After talking this week with Wynne, the Produce Manager at Cordata, I decided that a recipe with plums as the focus was in order.  Not only does the Okanogan Farmer’s Co-op grow delicious peaches, but we also get all kinds of plums from them.  This week we have some beautiful and tasty Santa Rosa plums and a variety of pluots (a cross between a plum and apricot) that were also grown in Washington.  Fruit crisp is simple and delicious, and since I had never had any made with plums I thought it would be fun to try.

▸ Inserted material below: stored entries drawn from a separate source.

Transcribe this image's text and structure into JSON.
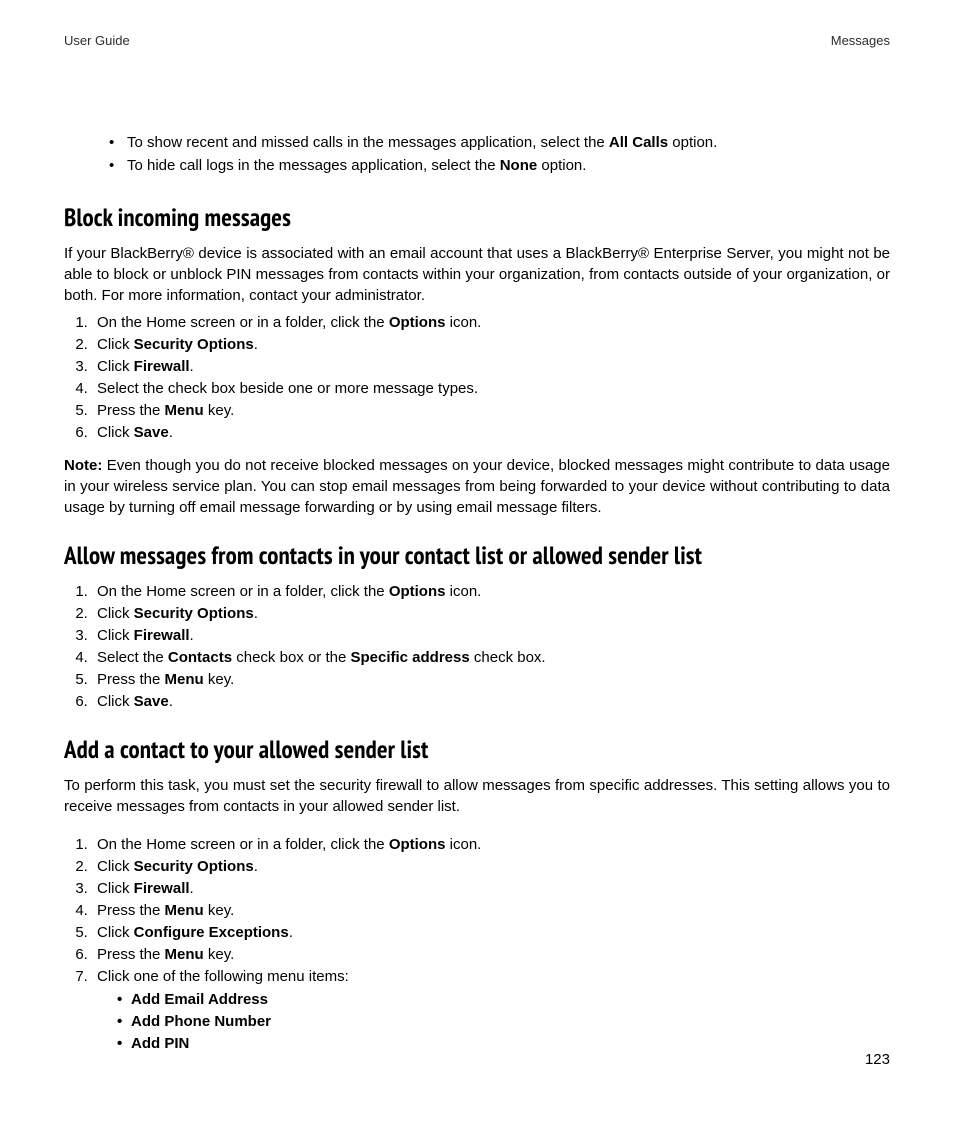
{
  "header": {
    "left": "User Guide",
    "right": "Messages"
  },
  "intro_bullets": [
    {
      "pre": "To show recent and missed calls in the messages application, select the ",
      "bold": "All Calls",
      "post": " option."
    },
    {
      "pre": "To hide call logs in the messages application, select the ",
      "bold": "None",
      "post": " option."
    }
  ],
  "sections": {
    "block": {
      "heading": "Block incoming messages",
      "para": "If your BlackBerry® device is associated with an email account that uses a BlackBerry® Enterprise Server, you might not be able to block or unblock PIN messages from contacts within your organization, from contacts outside of your organization, or both. For more information, contact your administrator.",
      "steps": [
        {
          "pre": "On the Home screen or in a folder, click the ",
          "bold": "Options",
          "post": " icon."
        },
        {
          "pre": "Click ",
          "bold": "Security Options",
          "post": "."
        },
        {
          "pre": "Click ",
          "bold": "Firewall",
          "post": "."
        },
        {
          "pre": "Select the check box beside one or more message types.",
          "bold": "",
          "post": ""
        },
        {
          "pre": "Press the ",
          "bold": "Menu",
          "post": " key."
        },
        {
          "pre": "Click ",
          "bold": "Save",
          "post": "."
        }
      ],
      "note_label": "Note:",
      "note_text": "  Even though you do not receive blocked messages on your device, blocked messages might contribute to data usage in your wireless service plan. You can stop email messages from being forwarded to your device without contributing to data usage by turning off email message forwarding or by using email message filters."
    },
    "allow": {
      "heading": "Allow messages from contacts in your contact list or allowed sender list",
      "steps": [
        {
          "pre": "On the Home screen or in a folder, click the ",
          "bold": "Options",
          "post": " icon."
        },
        {
          "pre": "Click ",
          "bold": "Security Options",
          "post": "."
        },
        {
          "pre": "Click ",
          "bold": "Firewall",
          "post": "."
        },
        {
          "pre": "Select the ",
          "bold": "Contacts",
          "mid": " check box or the ",
          "bold2": "Specific address",
          "post": " check box."
        },
        {
          "pre": "Press the ",
          "bold": "Menu",
          "post": " key."
        },
        {
          "pre": "Click ",
          "bold": "Save",
          "post": "."
        }
      ]
    },
    "add": {
      "heading": "Add a contact to your allowed sender list",
      "para": "To perform this task, you must set the security firewall to allow messages from specific addresses. This setting allows you to receive messages from contacts in your allowed sender list.",
      "steps": [
        {
          "pre": "On the Home screen or in a folder, click the ",
          "bold": "Options",
          "post": " icon."
        },
        {
          "pre": "Click ",
          "bold": "Security Options",
          "post": "."
        },
        {
          "pre": "Click ",
          "bold": "Firewall",
          "post": "."
        },
        {
          "pre": "Press the ",
          "bold": "Menu",
          "post": " key."
        },
        {
          "pre": "Click ",
          "bold": "Configure Exceptions",
          "post": "."
        },
        {
          "pre": "Press the ",
          "bold": "Menu",
          "post": " key."
        },
        {
          "pre": "Click one of the following menu items:",
          "bold": "",
          "post": ""
        }
      ],
      "subitems": [
        "Add Email Address",
        "Add Phone Number",
        "Add PIN"
      ]
    }
  },
  "page_number": "123"
}
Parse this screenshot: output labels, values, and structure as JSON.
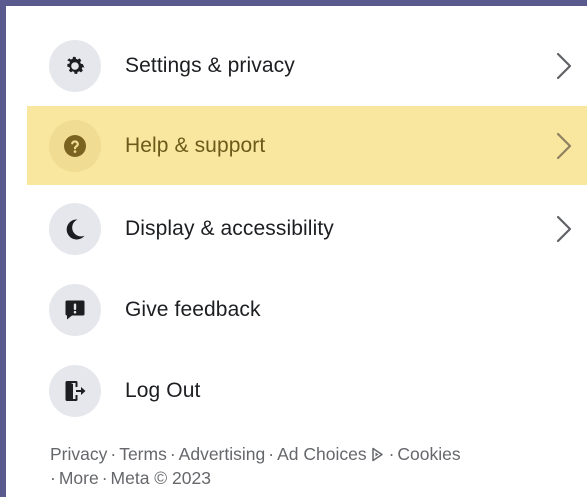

I used 8 Santa Rosa plums and 8 yellow pluots, and also decided that the locally grown roasted hazelnuts from Holmquist Orchards in Lynden would be a great substitution for the walnuts called for in the original recipe.  Because I wanted to be able to eat some myself, I also used Bob’s Red Mill gluten-free oats and our own Co-op Bakery gluten-free flour (made using Bob’s certified gluten-free flours) because it would be an unnoticeable substitution for wheat flour.  If you can tolerate wheat, then by all means use the locally milled Fairhaven Flour Mill flour.  We also have locally made butter from Breckenridge Farm in Everson at the Co-op.  The crisp came together quickly (the longest part was cutting 16 plums into small slices!) and smelled divine – it was a delicious mix of tart and sweet that customers really loved, across the board!

If you are looking for resources on eating locally grown and produced food, a good place to start  for Whatcom County residents (besides the Co-op!) is at www.eatlocalfirst.org – you will find links to the Whatcom Food and Farm Finder (also available at both co-op locations), a link to the Whatcom Locavore blog (which features recipes utilizing as many local ingredients as possible), and a list of local restaurants that are participating in the Eat Local First campaign.  If you live outside Whatcom County (and in the US), you can check out www.localharvest.org to find food that is locally grown in your community.

Plum Crisp

Adapted from www.food.com

INGREDIENTS

  • 3# plums (about 16), pitted and cut into 1/4” slices
  • 1/4—1/2 c sugar (depending on how sweet you would like it to be)
  • 1 1/2 T flour (GF or wheat)
  • 3/4 t vanilla
  • 1/4 t cinnamon

Crumb Topping Ingredients

  • 1 c oats (GF or regular)
  • 2/3 c packed dark brown sugar
  • 1/2 c flour (GF or wheat)
  • 1/2 t cinnamon
  • 1 pinch sea salt
  • 7 T unsalted butter (or margarine)
  • 1 c roasted hazelnuts, chopped coarsely

INSTRUCTIONS

  1. Preheat oven to 375°F.
  2. Prepare a 9×13 casserole dish by spraying it with cooking oil or butter.
  3. Combine the sliced plums, sugar, 1 1/2 T flour, vanilla and 1/4 t cinnamon in a large bowl.  Stir to combine.
  4. Allow to sit for 30 minutes, stirring occasionally.
  5. While the plums are sitting, prepare your topping.  Combine the oats, brown sugar, 1/2 c flour, 1/2 t cinnamon and the sea salt in a food processor and pulse to combine.
  6. Add butter/margarine by the tablespoon through the feeder tube and pulse to combine after each addition.  The mixture should be crumbly and resemble coarse meal when you are done.
  7. Add hazelnuts to the crumb topping and pulse until combined.
  8. Spoon the plum mixture into your baking dish.  Sprinkle the crumb topping by the handful until the plums are completely covered with an even layer.
  9. Bake for about 30 minutes, until golden brown and bubbly.

Serve with locally made vanilla ice cream from Lopez Island Creamery or from Whidbey Island Ice Cream Co. – available at the Co-op.